According to this method, the outline of characters and figures can be
For vertical parts and decorative parts, use straight lines (U, Pl).
For lines and curved strokes, compressed data (10) approximated by curves using nth-order spline functions can be used to efficiently restore and generate linearly converted character and graphic patterns as beautiful patterns.

〔Example〕

, First, the creation of the compressed data 10 will be explained in detail, and then the restoration and generation method of the present invention will be explained in detail.

As shown in Fig. 6, the compressed data creation process involves converting input cover patterns (dot patterns of characters and figures) into bending points (points representing bends, which correspond to the start and end points, sample points, and curve division points of the block). ), processing to recognize horizontal and vertical lines from the coordinate values of bending points, extract decorations and memorize the coordinate values of these bending points, processing to extract diagonal lines and curved strokes, and processing to extract bending points. A process of calculating each coefficient of a contour approximation polynomial (n-th order spline function) using only points, and contours of diagonal lines and curved strokes that are arranged in parts with few bending points and subjected to straight line approximation by DDA 19
The original processing, the process of determining whether the obtained polynomial does not oscillate, and the process of storing the coefficients of the obtained polynomial and the coordinate values of both end points of the curve-approximated section (compressed data by curve approximation). , the process of storing compressed data in which horizontal and vertical lines and decorations are linearly approximated.

According to this method, curve approximation is applied only to diagonal lines and curved strokes, excluding horizontal lines, vertical lines, and decorations, so when a hector character is enlarged or reduced, unevenness is noticeable on the right side, left side, etc. Long curved strokes or diagonal lines can be reproduced in beautiful patterns, and data can be compressed efficiently.

Furthermore, since there are no local maximum values and local minimum values within each segment to which the curve is approximated, it is possible to easily check whether or not there is a vibration phenomenon in the obtained curve, and an appropriate curve can be determined.

Also, each segment has similar tangential directions to the curve,
Each segment is divided to facilitate curve approximation, such as even a quadratic polynomial can be approximated to some extent.

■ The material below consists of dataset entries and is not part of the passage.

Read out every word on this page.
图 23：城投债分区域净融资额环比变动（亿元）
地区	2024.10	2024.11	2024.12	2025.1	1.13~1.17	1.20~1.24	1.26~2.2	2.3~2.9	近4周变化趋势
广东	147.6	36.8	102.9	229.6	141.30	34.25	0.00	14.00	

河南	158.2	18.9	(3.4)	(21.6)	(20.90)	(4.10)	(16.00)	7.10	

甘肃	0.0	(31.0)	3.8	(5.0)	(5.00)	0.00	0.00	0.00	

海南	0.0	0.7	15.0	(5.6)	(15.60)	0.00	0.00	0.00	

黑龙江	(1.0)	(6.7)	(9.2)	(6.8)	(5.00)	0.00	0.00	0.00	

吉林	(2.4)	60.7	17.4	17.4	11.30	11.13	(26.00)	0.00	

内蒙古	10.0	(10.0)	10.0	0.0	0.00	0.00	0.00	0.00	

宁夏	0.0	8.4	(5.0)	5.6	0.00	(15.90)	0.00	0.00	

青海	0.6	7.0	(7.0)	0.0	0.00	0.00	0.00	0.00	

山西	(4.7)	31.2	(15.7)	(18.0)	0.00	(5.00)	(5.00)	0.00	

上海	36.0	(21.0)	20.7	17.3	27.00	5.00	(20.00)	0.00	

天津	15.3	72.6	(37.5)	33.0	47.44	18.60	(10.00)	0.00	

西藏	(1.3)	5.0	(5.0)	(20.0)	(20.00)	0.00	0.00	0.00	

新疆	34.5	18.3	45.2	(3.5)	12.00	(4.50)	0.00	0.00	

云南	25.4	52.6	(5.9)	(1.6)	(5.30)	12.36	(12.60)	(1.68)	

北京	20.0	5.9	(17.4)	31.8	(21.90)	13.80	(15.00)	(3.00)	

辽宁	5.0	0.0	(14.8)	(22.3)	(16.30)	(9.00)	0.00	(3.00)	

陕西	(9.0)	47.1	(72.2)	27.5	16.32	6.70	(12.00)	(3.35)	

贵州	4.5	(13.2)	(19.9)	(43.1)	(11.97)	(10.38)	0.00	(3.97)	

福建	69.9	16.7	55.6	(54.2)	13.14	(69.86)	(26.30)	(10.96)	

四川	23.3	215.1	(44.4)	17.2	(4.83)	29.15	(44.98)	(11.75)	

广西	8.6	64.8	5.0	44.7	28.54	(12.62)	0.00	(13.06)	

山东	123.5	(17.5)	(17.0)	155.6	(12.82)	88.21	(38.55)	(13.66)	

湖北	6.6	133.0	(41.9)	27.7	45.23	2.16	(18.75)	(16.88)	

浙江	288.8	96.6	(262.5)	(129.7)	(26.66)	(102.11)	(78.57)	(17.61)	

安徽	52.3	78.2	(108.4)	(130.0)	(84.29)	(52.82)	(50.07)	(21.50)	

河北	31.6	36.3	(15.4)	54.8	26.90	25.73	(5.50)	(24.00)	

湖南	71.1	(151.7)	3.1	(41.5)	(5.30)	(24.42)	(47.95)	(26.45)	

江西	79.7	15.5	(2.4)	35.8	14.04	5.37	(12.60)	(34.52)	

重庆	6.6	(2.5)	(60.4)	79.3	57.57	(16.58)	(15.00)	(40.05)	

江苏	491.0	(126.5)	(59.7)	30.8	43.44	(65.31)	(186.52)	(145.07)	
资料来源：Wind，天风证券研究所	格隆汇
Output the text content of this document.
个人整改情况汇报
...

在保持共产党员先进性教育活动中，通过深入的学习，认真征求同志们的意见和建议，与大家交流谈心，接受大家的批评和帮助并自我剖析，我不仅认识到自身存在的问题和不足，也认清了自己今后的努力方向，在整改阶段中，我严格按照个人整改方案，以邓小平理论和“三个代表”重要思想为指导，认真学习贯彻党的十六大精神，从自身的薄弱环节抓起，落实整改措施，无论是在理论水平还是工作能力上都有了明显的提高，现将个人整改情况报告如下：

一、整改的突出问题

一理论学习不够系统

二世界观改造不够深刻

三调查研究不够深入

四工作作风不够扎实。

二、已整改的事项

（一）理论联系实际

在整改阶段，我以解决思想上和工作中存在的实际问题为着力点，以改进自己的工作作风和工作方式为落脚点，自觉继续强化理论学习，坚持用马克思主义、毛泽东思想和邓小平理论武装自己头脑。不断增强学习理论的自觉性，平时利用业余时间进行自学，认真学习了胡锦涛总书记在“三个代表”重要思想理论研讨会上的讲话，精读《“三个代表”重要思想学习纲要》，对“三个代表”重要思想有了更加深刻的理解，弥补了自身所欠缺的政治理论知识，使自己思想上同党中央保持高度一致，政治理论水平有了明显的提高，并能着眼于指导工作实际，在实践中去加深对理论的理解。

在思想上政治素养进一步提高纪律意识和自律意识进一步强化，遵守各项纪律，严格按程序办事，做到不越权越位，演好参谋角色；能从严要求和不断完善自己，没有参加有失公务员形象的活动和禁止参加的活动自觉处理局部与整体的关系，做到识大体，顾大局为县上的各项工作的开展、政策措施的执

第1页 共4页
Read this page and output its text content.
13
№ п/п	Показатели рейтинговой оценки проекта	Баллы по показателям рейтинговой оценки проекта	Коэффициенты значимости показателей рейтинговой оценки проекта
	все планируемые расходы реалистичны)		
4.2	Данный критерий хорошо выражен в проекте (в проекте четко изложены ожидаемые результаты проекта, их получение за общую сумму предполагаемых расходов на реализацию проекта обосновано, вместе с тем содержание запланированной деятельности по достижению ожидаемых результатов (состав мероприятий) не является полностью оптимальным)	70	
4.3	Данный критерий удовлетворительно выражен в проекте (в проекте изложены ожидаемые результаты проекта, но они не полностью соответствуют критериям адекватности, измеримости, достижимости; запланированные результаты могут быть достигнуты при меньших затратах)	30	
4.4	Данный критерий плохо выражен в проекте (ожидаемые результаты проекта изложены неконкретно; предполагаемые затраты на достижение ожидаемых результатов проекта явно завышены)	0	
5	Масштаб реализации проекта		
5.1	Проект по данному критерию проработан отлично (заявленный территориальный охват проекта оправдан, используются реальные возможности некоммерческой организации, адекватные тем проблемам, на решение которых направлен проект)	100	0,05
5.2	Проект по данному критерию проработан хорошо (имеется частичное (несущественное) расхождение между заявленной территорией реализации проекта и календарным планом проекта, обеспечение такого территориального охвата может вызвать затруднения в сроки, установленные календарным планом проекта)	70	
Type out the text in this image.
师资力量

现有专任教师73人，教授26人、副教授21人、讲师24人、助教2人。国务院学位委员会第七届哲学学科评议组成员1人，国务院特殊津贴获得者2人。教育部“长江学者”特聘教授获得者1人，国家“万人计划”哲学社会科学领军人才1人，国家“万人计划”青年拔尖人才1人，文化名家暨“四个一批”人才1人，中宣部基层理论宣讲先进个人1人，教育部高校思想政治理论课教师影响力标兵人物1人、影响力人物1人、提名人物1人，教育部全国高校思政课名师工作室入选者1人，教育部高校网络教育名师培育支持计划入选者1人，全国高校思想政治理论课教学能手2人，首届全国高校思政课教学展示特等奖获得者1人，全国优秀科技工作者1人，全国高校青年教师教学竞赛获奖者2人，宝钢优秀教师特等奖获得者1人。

Therefore, the segments are not changed depending on the accuracy of curve approximation, which is good in terms of processing efficiency.

Furthermore, since not only inflection points are used as reference points during curve approximation, but contour points are also used in some cases, there is no possibility that an appropriate curve cannot be obtained due to a small number of reference points for calculating errors.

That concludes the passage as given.